Ed è vero, dipende proprio da ciò che ci si aspetta. Io l'ho comprato quasi per caso. Mi era cascato l'occhio sulla copertina mentre gironzolavo tra gli scaffali di una libreria amica. Ed è stato un buon affare. Mi sono regalato una lettura popolata di emozioni, pur senza forzature ed effetti speciali.
Certe volte capita proprio così. Non bisogna tuffarsi nella trama, ma piuttosto abbandonarsi al flusso delle parole, che sono prima di tutto ricordi di luoghi, persone, stagioni. E la memoria può essere più affascinante di qualsiasi invenzione letteraria.
Dacia Maraini ritrova i diari compilati dalla mamma in Giappone, il paese in cui la sua famiglia decise di trasferirsi, lontano dall'Italia fascista. Diari privati, come dovrebbero sempre essere, chiaramente non pensati in vista di un qualsiasi lettore. Poche righe di tanto in tanto, senza nessun ordine, seguendo solo l'istinto o un'urgenza del cuore, più promemoria che altro.

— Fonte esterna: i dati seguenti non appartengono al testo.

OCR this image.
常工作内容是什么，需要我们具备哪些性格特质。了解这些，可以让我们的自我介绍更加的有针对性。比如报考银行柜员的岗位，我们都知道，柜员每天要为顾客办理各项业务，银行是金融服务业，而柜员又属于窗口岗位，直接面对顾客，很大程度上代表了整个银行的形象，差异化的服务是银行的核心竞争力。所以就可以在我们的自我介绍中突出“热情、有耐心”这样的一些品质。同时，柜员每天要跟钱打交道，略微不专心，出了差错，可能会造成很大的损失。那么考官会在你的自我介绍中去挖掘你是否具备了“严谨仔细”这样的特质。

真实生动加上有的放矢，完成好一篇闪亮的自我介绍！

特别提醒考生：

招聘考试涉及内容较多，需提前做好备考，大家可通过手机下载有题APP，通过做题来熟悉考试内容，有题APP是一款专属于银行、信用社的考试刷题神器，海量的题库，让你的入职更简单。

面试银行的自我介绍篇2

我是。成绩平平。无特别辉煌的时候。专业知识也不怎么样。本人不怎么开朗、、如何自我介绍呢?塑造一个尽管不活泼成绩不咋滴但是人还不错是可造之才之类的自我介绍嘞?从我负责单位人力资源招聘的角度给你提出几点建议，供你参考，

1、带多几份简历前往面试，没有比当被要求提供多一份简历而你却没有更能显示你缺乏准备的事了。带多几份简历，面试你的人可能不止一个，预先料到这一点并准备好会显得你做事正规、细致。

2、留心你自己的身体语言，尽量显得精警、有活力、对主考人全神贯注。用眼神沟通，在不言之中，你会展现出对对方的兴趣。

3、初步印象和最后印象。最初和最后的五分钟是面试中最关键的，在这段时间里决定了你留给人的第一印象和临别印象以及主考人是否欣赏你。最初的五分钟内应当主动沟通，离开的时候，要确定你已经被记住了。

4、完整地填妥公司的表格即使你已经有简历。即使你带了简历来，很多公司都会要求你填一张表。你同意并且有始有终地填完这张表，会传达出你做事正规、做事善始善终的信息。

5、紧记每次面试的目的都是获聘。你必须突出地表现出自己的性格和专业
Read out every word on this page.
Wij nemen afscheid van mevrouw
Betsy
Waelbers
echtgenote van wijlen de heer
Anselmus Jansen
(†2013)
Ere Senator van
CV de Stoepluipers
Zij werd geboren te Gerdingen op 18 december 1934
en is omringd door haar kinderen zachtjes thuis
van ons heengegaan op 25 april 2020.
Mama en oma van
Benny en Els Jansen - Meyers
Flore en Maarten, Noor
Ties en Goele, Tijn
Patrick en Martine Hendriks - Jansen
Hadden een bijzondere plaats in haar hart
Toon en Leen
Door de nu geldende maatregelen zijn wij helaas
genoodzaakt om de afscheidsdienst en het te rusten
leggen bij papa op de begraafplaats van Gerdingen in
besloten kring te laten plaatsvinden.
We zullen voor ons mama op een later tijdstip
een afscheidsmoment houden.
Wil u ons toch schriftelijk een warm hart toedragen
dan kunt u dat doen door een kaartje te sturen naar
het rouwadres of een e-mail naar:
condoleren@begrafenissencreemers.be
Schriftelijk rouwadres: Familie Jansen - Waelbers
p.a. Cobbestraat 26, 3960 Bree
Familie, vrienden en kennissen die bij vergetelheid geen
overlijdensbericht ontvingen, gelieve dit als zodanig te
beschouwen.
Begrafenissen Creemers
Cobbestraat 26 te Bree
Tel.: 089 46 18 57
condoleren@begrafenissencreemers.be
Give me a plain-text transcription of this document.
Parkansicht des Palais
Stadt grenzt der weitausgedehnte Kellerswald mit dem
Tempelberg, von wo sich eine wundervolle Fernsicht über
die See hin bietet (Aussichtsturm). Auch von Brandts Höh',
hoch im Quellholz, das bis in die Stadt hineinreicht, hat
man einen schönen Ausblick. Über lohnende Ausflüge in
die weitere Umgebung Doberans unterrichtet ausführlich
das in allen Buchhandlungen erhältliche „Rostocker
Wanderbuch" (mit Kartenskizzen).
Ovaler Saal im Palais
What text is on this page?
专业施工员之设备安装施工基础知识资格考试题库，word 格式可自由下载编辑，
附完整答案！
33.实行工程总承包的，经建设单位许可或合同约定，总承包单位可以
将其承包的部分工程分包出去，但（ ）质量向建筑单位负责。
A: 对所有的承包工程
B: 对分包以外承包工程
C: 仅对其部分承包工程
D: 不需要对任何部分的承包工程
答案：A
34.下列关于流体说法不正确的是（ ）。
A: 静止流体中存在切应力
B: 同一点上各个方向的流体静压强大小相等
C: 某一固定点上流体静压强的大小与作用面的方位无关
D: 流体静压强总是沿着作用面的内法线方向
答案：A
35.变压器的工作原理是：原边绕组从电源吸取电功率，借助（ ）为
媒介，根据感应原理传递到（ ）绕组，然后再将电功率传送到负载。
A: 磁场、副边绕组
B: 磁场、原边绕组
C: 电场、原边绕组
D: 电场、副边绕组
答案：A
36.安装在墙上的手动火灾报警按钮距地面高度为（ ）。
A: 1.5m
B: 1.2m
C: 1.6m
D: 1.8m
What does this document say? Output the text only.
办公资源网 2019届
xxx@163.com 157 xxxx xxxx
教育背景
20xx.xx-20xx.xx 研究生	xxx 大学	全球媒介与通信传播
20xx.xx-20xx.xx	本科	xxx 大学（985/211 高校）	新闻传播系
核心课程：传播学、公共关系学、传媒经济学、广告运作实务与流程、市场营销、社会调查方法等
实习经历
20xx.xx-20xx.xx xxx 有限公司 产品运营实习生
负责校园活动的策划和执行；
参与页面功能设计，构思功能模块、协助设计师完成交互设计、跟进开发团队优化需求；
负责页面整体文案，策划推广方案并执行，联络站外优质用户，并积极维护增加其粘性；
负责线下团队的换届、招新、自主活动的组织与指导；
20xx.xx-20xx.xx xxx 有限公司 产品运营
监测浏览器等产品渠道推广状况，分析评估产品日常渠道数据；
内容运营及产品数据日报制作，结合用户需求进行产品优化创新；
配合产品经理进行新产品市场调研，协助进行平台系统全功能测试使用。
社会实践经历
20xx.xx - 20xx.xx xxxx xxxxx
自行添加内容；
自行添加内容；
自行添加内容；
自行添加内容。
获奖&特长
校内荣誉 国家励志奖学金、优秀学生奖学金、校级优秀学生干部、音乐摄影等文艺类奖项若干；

Parole su cui si innestano i ricordi di Dacia bambina, ma anche le riflessioni della donna più matura, della scrittrice affermata. Non so dire bene cosa ne venga davvero fuori. Però è quasi come un film costruito con un montaggio nervoso e continui salti di tempo e di luogo.
Bella la storia di questa famiglia che prova ad allontanarsi dalla storia di un mondo che sta andando per il verso sbagliato, che dice no al fascismo e ai suoi tentativi di impero per andare in un posto che davvero sta su un altro pianeta. E intrigante questo Giappone, paese enigmatico e gentile, prima delle devastazioni della guerra e le accelerazioni del dopoguerra.
E quante cose vengono in mente, tranne poi ricredersi e convincersi che poi niente di tutto questo è davvero importante, che è il Giappone ma potrebbe essere anche il paese di Heidi, che quello che conta qui dentro sono solo gli affetti di una famiglia e il lavorio del tempo che passa e tutto cambia.